On the spur of the moment, David C. Prosser spent $10,000 bailing out an activist he had never met. He wrote a self-help book and started two businesses. In his 80s and 90s, he traveled frequently to Haiti to help residents access clean water.

Family members and friends remember Prosser, who died Feb. 24 at 94 at his Shorewood home, for his quirky innovations, grand gestures and astounding generosity.

"He was always kind of a renegade," said son Daniel.

"He was someone who pushed us to take risks, someone who was able to bring about compromise and creative thinking and make things happen," said the Rev. Steve Geckeler of Fort Collins, Colo., who calls Prosser his mentor.

In the early 1970s, Geckeler was serving at a Spanish-language church in East Harlem when he got a call from Prosser, whom he'd never met. Prosser persuaded Geckeler to move to Minnesota to serve as associate minister at St. Luke Presbyterian Church in Minnetonka and help oversee social justice projects.
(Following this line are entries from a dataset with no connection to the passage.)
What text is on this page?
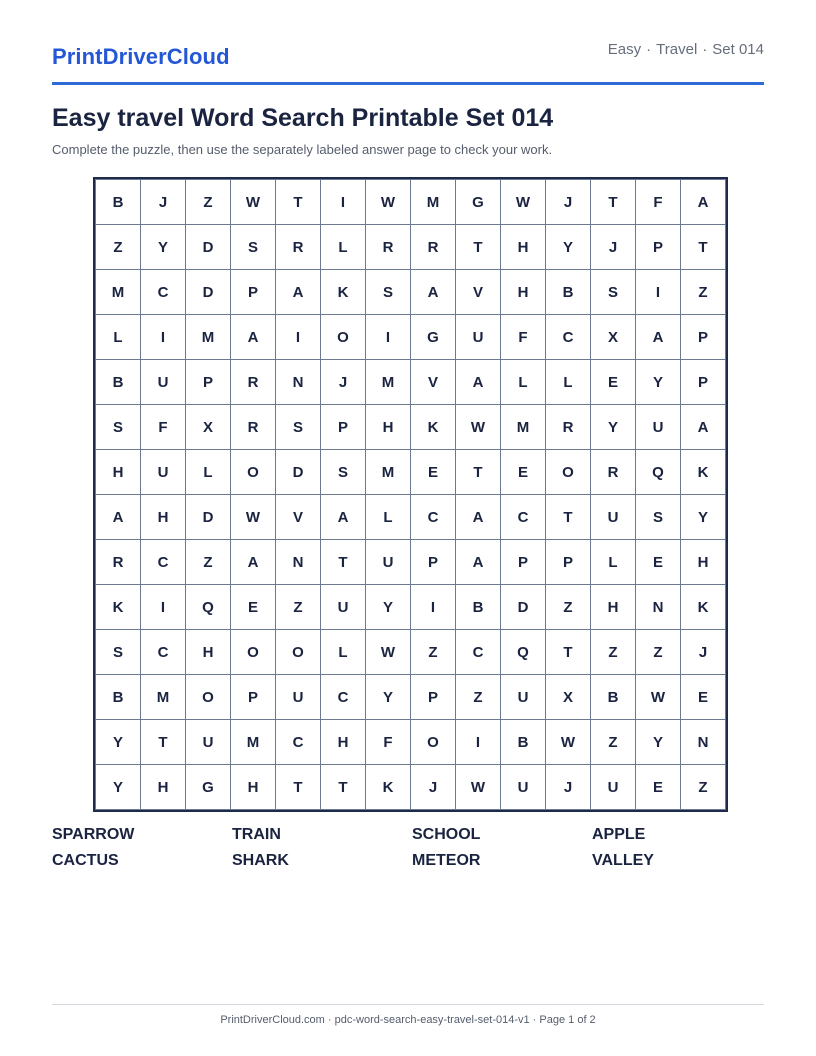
PrintDriverCloud	Easy · Travel · Set 014
Easy travel Word Search Printable Set 014
Complete the puzzle, then use the separately labeled answer page to check your work.
B	J	Z	W	T	I	W	M	G	W	J	T	F	A
Z	Y	D	S	R	L	R	R	T	H	Y	J	P	T
M	C	D	P	A	K	S	A	V	H	B	S	I	Z
L	I	M	A	I	O	I	G	U	F	C	X	A	P
B	U	P	R	N	J	M	V	A	L	L	E	Y	P
S	F	X	R	S	P	H	K	W	M	R	Y	U	A
H	U	L	O	D	S	M	E	T	E	O	R	Q	K
A	H	D	W	V	A	L	C	A	C	T	U	S	Y
R	C	Z	A	N	T	U	P	A	P	P	L	E	H
K	I	Q	E	Z	U	Y	I	B	D	Z	H	N	K
S	C	H	O	O	L	W	Z	C	Q	T	Z	Z	J
B	M	O	P	U	C	Y	P	Z	U	X	B	W	E
Y	T	U	M	C	H	F	O	I	B	W	Z	Y	N
Y	H	G	H	T	T	K	J	W	U	J	U	E	Z
SPARROW	TRAIN	SCHOOL	APPLE
CACTUS	SHARK	METEOR	VALLEY
PrintDriverCloud.com · pdc-word-search-easy-travel-set-014-v1 · Page 1 of 2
The church had raised $200,000 toward a much-needed sanctuary. But at Prosser's suggestion, they instead contributed the money to charitable projects. They raised another $200,000 — far short of what they'd need for the sanctuary, but Prosser found an architect who would do it.

"The architect said, 'Yeah, I can do that, but on one condition,' " Geckeler said, in an anecdote that sounds like a fairy tale. "You've got to tell me, in three words, what you want. David said OK. It took them three months but they came up with the three words: Theater for action."

The sanctuary got built. "David was the guy who punched it all the way through," Geckeler said.

In 1973, Prosser heard that American Indian Movement leader Russell Means was jailed in St. Paul, awaiting trial for his involvement in a 71-day occupation of Wounded Knee. Others, including actor Marlon Brando, had contributed to his bail, but it was still $10,000 short.

"My dad said, 'Why don't we put up the money?' " Daniel Prosser said. They did. St. Luke Presbyterian later repaid Prosser his $10,000, though Prosser hadn't expected that.

He was a mechanical engineer at Green Giant and 3M, acquired a staffing service and founded a company that manages workers' compensation cases and an insurance firm. In 1979, he published "Peel Your Own Onion: How to Manage Your Life Like a Successful Small Business and Become Happier and More Productive."

With his daughter, Pamela, he was a co-founder and substantial investor in Hopkins-based Haiti Outreach. Even in his 90s, he made numerous trips to train Haitians to access clean water, she said. "It's not like going to Mexico; it's a very difficult trip," she said.

On Prosser's 90th birthday, he joined son Thomas and a friend on a fishing trip on Lake of the Woods. On the last day, just they were about to head home, Prosser caught a 12-pound walleye.

"We all gasped — it was gigantic," Thomas Prosser said. "It was the last fish he ever caught."

Immediately afterward, his pole fell into the lake and sank. "He sacrificed his pole to the lake he loved, and the lake gave him this giant fish."

Prosser was preceded in death by his wife, Margaret Feigal. Along with sons Thomas Prosser of Minnetrista and Daniel Prosser of Minneapolis, and daughter Pamela, survivors include children Polly Wolner of Rice Lake, Wis., and John Prosser of Mound; a sister, Betty Prosser of Oakland, Calif.; 14 grandchildren and seven great-grandchildren. Services have been held.